Bitte, Johannes, such Dir Hilfe. Arbeite das Geschehene auf! Melde dich bei einem Therapeuten und lass dir helfen. Egal wie unmöglich das gerade erscheinen mag, du kannst es schaffen. Dass du den KuKa gefunden hast, ist ein guter und wichtiger erster Schritt.

http://mein-kummerkasten.de/Soforthilfe/31/Professionelle-Hilfe-Wie-finde-ich-einen-Psychotherapeuten.html

Wenn du sofortige Hilfe brauchst, um mit deinen Selbstmordgedanken klarzukommen, dann ruf bitte die Telefonseelsorge an. Die Nummern sind 0800-111 0 111 für die evangelische Hotline oder 0800-111 0 222 für die katholische.
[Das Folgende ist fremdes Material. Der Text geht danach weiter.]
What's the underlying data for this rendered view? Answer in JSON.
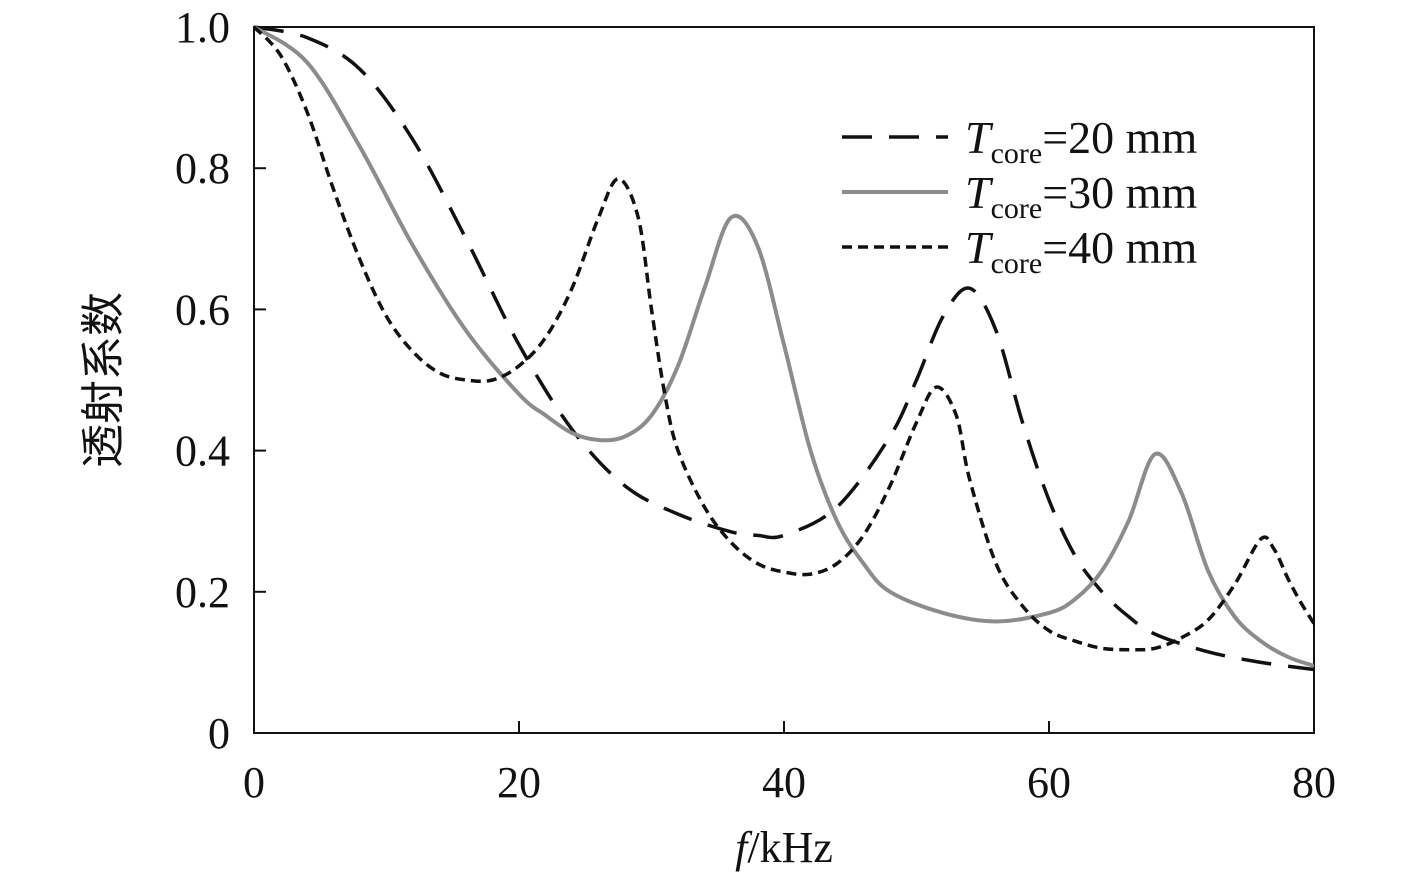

Hier noch ein paar weitere Tipps:
http://de.wikihow.com/Selbstmordgedanken-%C3%BCberwinden

Ich wünsche Dir alles Gute. Viel Stärke und Mut zum Leben!

Herzlich,
Judith

PS: Ganz zum Schluss noch eine Antwort auf Deine Frage. Einem gesunden, jungen Mann wird niemand beim Freitod behilflich sein. Selbst in Ländern, in denen es aktive Sterbehilfe gibt, wird diese nur Menschen mit hoffnungsloser Prognose gewährt.